Azcuenaga agreed that merging the companies’ space and defense lines ought to be approved, but said the agency should block the merger of the companies’ commercial aircraft divisions.

“My colleagues conclude that most airlines will not buy planes from Douglas, a factual conclusion with a surprising reach for a simple announcement of failure to prosecute and a conclusion and implication of competitive insignificance with which I disagree after having reviewed the available information,” she wrote. “After reviewing the available information, I conclude that the combination in the commercial aircraft market creates a classic case for challenge in accordance with the merger guidelines, and I find reason to believe that it would violate Section 7 of the Clayton Act. What is less clear on the existing information is the availability of an adequate remedy.”

That same year she was one of two commissioners who dissented in the FTC’s complaint against R.J. Reynolds. The agency alleged that the tobacco company’s “Joe Camel” advertisements were unfair or deceptive in violation of Section 5 of the FTC Act.

Azcuenaga tried to strike a middle ground in her statement. She stated that while the “actions alleged in the complaint are serious, and intuition suggests reason to believe they are true, intuition alone, however, is not a sufficient basis for issuing a complaint under the statute.”

She added that there wasn’t enough additional evidence to reach a different conclusion than when the FTC decided not to file a complaint against R.J. Reynolds for similar advertisements in 1994.

The FTC dropped its lawsuit the next year after the settlement reached between 46 states and the tobacco industry achieved the agency’s objectives, including banning cartoon characters in tobacco ads.

Harbour was named to the FTC in 2003 by President George W. Bush after spending 11 years in the New York state Office of the Attorney General and several years in private practice.

While at the FTC, she wrote the opinion for a unanimous commission that concluded that Rambus unlawfully monopolized the market for four computer memory technologies.

She wrote that the company was “able to distort the standard-setting process and engage in anticompetitive ‘hold up’ of the computer memory industry. Conduct of this sort has grave implications for competition.”

In the 2006 case the FTC reversed an opinion of the agency’s in-house administrative law judge. However, the victory was short lived. Rambus appealed to the US Court of Appeals for the DC Circuit, which reversed the opinion and ruled in the company’s favor. The Supreme Court declined the FTC’s request to hear the case.

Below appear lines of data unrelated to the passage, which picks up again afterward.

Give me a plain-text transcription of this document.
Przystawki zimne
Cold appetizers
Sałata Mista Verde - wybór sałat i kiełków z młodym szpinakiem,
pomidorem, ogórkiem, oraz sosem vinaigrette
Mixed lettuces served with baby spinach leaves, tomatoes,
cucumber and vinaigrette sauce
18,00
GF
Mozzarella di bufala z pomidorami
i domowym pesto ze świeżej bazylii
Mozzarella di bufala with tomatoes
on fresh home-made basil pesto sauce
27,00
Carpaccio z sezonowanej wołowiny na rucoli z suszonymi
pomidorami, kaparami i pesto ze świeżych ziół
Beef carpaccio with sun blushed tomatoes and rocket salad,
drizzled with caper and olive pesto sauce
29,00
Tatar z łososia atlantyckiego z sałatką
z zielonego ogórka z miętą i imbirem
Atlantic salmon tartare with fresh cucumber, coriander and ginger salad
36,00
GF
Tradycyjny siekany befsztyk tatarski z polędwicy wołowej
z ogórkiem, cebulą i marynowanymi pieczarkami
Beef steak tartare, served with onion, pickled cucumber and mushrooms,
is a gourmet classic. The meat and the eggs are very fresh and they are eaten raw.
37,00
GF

Harbour dissented with the remedy in a 2004 case in which the FTC charged that KFC had deceptively advertised that its fried chicken had some positive health benefits. The fast-food restaurant chain was barred from saying that its fried chicken is better for a consumer's health than eating a Burger King Whopper, or that its fried chicken is compatible with “low carbohydrate” weight-loss programs unless it backs the claim with competent and reliable evidence.

She concluded that “where a company appears to have exploited a national health crisis, an even stronger response from the Commission is warranted.” Harbour added that while “it may be difficult to calculate monetary relief in these kinds of cases,” the agency should develop a methodology to do so in the future.

Her interest in diet products continues. After leaving the agency in 2010, she returned to private practice, and in 2014 became senior vice president of Herbalife. Last year the dietary supplement company reached a settlement with the FTC, agreeing to refund $200 million to consumers for deceiving them about money-making prospects (see FTC:WATCH, No. 900, July 29, 2016).